The Ben van Berkel-led firm completed the terminal building in 2013. Just four years later, the Amsterdam-based studio was asked to design a large extension, to cater to the airport's rapidly growing number of passengers.
Passengers using the low-cost-airline airport increased from 12,915 per year in 2012 to more than 300,000 in 2016. It is expected to reach a capacity of close to 1,000,000 passengers by 2020.
"UNStudio's goal for the large extension of the Kutaisi International Airport terminal is primarily to maintain a user-oriented experience where the health and comfort of every single passenger is serviced through the correct application of architecture and spatial design," said the firm.
"Facing the task of upgrading the capacity of the terminal, it was decided to follow a unique and forward-thinking approach that ensures the visual connection of the airport drop-off areas of both departure and apron."
UNStudio worked with airport consultant IATA to define five distinct functional islands for the design: departure hall, security area, central passenger hall, back of house offices and arrival hall.
The existing airport terminal – distinguished by its umbrella-like web of wooden beams that extend down from the ceiling into a glass-lined external courtyard – will become the departure hall.
A new arrivals hall will be located at the other end of the new terminal, helping to maximise the area for underground luggage handling and customs services.
Like the existing terminal, the extension will be fronted by full-height glazing, creating a light-filled interior with views of the Caucasus Mountains.
The new central passenger hall will echo the departure hall's umbrella-like ceiling structure.

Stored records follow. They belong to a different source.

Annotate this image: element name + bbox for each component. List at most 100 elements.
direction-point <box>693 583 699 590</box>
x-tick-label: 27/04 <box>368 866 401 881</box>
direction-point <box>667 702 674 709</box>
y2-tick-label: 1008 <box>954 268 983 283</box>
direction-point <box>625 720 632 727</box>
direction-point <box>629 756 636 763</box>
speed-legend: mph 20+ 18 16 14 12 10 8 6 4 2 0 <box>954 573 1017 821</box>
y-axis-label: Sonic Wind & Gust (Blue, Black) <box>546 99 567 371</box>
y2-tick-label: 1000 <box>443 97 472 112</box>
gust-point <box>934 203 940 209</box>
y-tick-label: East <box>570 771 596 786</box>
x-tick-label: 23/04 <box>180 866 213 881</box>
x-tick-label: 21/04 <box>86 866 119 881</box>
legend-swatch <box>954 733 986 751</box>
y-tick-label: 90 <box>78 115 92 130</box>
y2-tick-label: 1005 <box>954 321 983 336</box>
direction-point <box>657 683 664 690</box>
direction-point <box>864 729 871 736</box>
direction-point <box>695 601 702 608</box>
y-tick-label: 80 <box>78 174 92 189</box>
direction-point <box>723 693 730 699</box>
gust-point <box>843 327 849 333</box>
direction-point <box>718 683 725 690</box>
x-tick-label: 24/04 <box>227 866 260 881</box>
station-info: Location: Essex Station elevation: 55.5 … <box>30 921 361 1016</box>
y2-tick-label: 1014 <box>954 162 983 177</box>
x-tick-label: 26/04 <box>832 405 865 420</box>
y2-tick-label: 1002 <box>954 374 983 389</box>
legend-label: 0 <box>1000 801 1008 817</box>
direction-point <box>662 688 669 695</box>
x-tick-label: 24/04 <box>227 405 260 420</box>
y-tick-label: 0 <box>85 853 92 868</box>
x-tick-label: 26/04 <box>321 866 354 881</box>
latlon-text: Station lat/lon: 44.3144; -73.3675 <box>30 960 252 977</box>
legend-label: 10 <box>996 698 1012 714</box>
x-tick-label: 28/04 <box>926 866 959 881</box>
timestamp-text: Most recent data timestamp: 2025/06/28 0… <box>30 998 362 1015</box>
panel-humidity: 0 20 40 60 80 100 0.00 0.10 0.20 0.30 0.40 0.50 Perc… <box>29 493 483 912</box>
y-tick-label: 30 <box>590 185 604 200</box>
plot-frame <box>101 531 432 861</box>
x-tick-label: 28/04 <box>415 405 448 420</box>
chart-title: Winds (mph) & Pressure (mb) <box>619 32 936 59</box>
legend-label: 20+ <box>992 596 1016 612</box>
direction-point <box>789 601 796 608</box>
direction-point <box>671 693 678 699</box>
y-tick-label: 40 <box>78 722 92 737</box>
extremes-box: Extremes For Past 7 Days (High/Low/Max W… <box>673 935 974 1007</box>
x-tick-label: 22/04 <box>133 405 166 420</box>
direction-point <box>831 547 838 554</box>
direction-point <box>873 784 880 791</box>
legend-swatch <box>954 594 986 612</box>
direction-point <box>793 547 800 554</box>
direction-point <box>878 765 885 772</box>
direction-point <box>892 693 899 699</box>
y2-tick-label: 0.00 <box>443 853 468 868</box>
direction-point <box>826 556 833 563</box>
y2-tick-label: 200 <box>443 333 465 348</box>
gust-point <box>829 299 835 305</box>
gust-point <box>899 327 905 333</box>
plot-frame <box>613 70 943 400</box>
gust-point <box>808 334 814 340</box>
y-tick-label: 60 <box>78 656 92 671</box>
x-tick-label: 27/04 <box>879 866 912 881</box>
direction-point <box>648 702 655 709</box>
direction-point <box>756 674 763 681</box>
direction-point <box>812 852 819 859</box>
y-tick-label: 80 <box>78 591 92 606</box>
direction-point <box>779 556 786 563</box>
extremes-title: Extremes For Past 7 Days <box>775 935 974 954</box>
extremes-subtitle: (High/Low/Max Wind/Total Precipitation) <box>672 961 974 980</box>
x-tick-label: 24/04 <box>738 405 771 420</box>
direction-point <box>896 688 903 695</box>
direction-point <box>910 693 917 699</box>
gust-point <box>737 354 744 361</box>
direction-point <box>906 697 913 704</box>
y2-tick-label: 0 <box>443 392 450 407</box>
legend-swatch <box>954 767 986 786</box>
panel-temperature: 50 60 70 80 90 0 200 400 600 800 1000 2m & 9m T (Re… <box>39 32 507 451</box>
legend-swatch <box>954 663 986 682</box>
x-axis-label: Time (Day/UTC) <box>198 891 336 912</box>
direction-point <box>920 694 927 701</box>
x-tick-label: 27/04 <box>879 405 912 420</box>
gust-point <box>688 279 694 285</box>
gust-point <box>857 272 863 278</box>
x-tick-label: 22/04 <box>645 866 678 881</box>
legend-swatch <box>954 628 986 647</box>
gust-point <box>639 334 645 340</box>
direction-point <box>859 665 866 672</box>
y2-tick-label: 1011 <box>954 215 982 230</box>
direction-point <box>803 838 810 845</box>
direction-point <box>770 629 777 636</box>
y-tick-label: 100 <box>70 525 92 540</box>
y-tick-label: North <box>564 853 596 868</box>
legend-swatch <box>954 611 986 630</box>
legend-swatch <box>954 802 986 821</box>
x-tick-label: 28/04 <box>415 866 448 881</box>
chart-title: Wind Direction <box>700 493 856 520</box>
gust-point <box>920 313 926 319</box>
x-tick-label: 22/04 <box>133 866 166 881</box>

A timber staircase will gradually bring passengers up to a higher level, where they will find food and beverage outlets.
This space will extend out onto the building's roof, creating a huge elevated plaza.
Wrapped by stepped seating, this space will act as a green recreational hub and a waiting area for early arrivals, visitors and their families. It will split the length of the terminal and, like the distinctive red corner of the original terminal building, will create another moment of orientation.
The aim is for the new terminal to also function as an events space, while the outdoor plaza could be used for advertisement purposes.
"By enhancing the transparency and openness of the departure, central and arrival halls, it became possible to provide a pleasant and comfortable travel experience," said UNStudio.
"Using the correct human scale, flow, spatial language and materialisation for these areas forms the basis of providing comfort for every visitor."
Kutaisi International Airport was one of several major new buildings completed in Georgia between 2011 and 2013, including a public services building by Italy-based Studio Fuksas and a civic centre and police station by German studio J Mayer H.
At the time, Jürgen Mayer H said the country was using architecture to rebrand itself and "show that there's a change going on".
According to UNStudio, the country is now experiencing a huge influx in tourists.
"Georgia is rapidly becoming one of the new tourist hotspots in the region and Kutaisi has become the gate to access the country," said the firm.
As well as the terminal extension, the airport will also benefit from a new railway link between Tbilisi and the Black Sea coast.
The studio said that the new extension will introduce "a sense of place" through its subtle design references to the Caucasus Mountains.
"Visitors are entering this fascinating and hospitable country from all directions and United Airports of Georgia wants to make sure that they are serviced in the most efficient way – but also with a local touch," it added.